This spring has been pretty busy and keep forgetting to post an update on “Large Marge“, our new standing press. She had been in storage for a while before arriving here and needed a bit of TLC before we could start using her. We also needed some help from our colleagues in Facilities to create a modification for the base.
After vacuuming off the cobwebs and giving all the parts a quick brushing, I wanted to address the rust that had started accumulating on the base and support rods.
The rust was pretty superficial, so I was able to remove it with steel wool. I applied a thin layer of Bowling Alley Wax to all of the surfaces to prevent further oxidation.
The next thing that needed addressing was lubricating the threads of the large screw. The grease inside the threaded flange was still functional, but all of the lubricant exposed to air had completely dried out. I found the easiest way to remove it was to scrape it off the threads with a micro-chisel.

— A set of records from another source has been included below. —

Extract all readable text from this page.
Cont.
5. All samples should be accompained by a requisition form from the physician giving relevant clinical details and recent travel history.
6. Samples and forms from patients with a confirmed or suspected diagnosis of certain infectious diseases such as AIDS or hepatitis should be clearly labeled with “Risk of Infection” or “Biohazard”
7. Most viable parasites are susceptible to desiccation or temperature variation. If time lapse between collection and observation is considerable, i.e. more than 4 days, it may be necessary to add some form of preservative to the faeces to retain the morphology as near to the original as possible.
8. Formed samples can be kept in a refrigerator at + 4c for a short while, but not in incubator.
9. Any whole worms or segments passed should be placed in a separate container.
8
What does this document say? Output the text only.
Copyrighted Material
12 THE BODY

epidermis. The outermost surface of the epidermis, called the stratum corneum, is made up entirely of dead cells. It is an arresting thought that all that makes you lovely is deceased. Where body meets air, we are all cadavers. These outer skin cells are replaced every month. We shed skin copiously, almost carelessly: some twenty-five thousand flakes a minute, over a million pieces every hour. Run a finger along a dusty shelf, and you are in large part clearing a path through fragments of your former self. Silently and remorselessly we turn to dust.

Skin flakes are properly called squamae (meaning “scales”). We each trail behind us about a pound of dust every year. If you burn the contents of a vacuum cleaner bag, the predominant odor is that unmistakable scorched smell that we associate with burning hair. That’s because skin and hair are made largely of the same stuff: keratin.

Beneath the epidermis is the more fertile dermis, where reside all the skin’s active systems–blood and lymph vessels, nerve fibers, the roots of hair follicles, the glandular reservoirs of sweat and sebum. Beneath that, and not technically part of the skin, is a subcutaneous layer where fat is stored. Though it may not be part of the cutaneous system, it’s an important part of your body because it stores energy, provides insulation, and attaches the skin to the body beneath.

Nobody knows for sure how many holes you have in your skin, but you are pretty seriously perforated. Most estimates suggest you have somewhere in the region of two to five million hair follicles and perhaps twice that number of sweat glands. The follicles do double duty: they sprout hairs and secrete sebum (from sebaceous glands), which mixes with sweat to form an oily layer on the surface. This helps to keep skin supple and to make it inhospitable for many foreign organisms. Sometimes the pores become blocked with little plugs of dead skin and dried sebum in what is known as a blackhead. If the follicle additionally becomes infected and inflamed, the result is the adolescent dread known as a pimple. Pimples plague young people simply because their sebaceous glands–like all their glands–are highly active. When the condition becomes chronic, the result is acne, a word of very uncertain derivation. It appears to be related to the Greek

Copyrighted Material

Once the screw was clean, I added some new lithium grease and then raised and lowered the platen a couple of times to spread it across the threads evenly.
The most important addition to Marge was a modification to the base. These presses were designed for edition work with many books being stacked between pressboards and loaded in at once. This means that with the platen in its lowest position, there is still about 30″ of daylight between the base and platen. Since we are only pressing one item at a time, we needed to raise that bottom surface up.
Thankfully one of the carpenters in Duke’s Facilities Management Department was able to build a box that fits exactly inside the gap. The box is reinforced to withstand the full strength of the press, even when someone is using the extended arm to tighten it. An added bonus is that all of the pressboards can be stored inside.
I’m looking forward to putting this press to use, particularly for building clamshell boxes for folio and double folio-sized books. Books of that size are often very heavy and difficult to move around, so they can benefit from the added protection of a cloth-covered enclosure.